Note that Google hasn’t issued specific guidance about this, but it’s a logical way to go.
And of course, it’s still important that all the content you publish is valuable to your target audience. Don’t take this as a signal that you can start accepting payment for any old content, otherwise your website rankings will suffer.
What do the new Google link attributes mean for guest posting and backlink strategy?
So, the big question now is ‘what effect does all this have on SEO, guest posting and backlink strategy?’. And the short answer is that you won’t notice much difference in the short term. Indeed Neil Patel believes it’ll be a year or so before the new link attributes are commonplace.
“Most webmasters probably won’t use sponsored or UGC attributes anytime soon. It will probably take another year before they really catch on, which means for now you will just have to focus your efforts on dofollow links.”Neil Patel, one of the top 10 marketers (Forbes) and creator of one of the top 100 most brilliant companies (Entrepreneur Magazine).
But once SEOs and big brands are regularly using these link attributes, the changes will be dramatic.

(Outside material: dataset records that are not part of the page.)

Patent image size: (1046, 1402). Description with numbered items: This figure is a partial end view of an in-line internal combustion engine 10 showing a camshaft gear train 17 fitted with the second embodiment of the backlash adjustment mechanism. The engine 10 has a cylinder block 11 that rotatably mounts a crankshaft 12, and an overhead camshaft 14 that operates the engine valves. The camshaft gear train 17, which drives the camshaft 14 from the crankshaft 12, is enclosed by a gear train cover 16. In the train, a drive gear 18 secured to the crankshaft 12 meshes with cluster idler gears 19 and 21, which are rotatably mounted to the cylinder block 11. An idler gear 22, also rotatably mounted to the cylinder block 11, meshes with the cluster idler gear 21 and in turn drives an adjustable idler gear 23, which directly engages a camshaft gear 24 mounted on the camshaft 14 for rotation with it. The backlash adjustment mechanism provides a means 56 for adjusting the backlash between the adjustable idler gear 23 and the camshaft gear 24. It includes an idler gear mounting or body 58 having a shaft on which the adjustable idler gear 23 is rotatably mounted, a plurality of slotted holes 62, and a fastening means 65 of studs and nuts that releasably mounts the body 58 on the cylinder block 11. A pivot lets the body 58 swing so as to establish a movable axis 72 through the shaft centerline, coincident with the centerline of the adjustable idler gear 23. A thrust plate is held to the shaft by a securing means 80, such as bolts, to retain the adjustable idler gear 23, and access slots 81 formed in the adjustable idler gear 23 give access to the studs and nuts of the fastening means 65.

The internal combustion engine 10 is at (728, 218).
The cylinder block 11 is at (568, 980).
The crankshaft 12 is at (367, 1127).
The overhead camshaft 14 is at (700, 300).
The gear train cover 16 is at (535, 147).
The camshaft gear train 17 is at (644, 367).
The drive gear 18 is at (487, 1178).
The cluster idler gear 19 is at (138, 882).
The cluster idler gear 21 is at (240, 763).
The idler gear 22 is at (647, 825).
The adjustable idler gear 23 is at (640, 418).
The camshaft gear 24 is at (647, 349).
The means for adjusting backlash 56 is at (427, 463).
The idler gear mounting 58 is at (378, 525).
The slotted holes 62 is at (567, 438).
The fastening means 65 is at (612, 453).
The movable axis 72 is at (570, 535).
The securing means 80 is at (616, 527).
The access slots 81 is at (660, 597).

Firstly, Google will probably continue to crack down on people breaking the Google link policy. If it does, more everyday users will start correctly using the nofollow link attribute and the sponsored attribute. The UGC attribute will probably only enter mainstream usage once it’s adopted by WordPress and other platforms for commenting.
As a result, I think this is going to be another hit for affiliate marketing. That sector has already experienced significant challenges with some web browsers having introduced tools for users to more easily block cookies. And any crackdown on publishing paid links will compound that because affiliate sites will see a decrease in rankings as more ‘dofollow’ affiliate links are converted into either ‘nofollow’ or ‘sponsored’ links. But at least affiliate links will still be able to drive web traffic.

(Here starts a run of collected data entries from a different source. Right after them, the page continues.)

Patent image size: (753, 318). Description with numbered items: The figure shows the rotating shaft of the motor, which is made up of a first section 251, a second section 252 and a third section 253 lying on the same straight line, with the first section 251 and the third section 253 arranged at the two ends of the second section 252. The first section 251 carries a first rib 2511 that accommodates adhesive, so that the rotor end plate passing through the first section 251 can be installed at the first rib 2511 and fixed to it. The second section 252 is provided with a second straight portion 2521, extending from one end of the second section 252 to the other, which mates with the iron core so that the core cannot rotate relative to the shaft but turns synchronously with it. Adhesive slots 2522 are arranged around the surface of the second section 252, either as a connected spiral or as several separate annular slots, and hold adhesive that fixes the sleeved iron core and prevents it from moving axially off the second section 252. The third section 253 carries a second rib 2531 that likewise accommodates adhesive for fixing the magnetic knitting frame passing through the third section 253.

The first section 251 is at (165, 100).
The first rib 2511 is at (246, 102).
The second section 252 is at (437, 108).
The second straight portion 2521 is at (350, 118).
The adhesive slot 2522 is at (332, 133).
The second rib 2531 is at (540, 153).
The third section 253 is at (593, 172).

There will also be fewer people willing to pay for backlinks. Some brands will still buy backlinks so they can get more traffic from a variety of sources. But because those links will have to be tagged with the sponsored attribute, there will be no point buying them if you want to boost search rankings directly. This will result in SEOs and marketers spending money where it’s more likely to generate a return.
If you’re currently paying publishers for the right to guest post on their site, or if you’ve been paying peanuts for low-quality guest posts just so you can generate more backlinks, you might want to reconsider your strategy. Guest posting will still be a valuable method of demonstrating authority and reaching new audiences, but because of the new UGC link attribute, it won’t be a good way to boost your search rankings in a direct sense. Although UGC will probably eventually pass on some link credit.
Now, that’s not to say that you shouldn’t pay someone to write a guest post for you. You just need to be sure to choose an ethical writer who will produce something truly valuable and who can apply the correct link attributes. This might mean some businesses will need to rethink or reallocate their content budgets.
Overall, these link attribute changes will result in businesses needing to place an even greater emphasis on quality content and providing value to their intended audiences. This is great for us as consumers and marketers!
It also presents an opportunity for you to get ahead of the pack. By making any necessary changes to your marketing strategy now, you can take advantage of the ranking fluctuations that are sure to come as websites begin to see the flow-on effects associated with dofollow backlinks being reindexed with nofollow, sponsored or UGC attributes. So take some time to get your SEO house in order.
And if your search rankings currently rely on dofollow links that you’ve paid for, now is a great time to invest time and effort into garnering legitimate dofollow links before you start seeing a decline in your search rankings.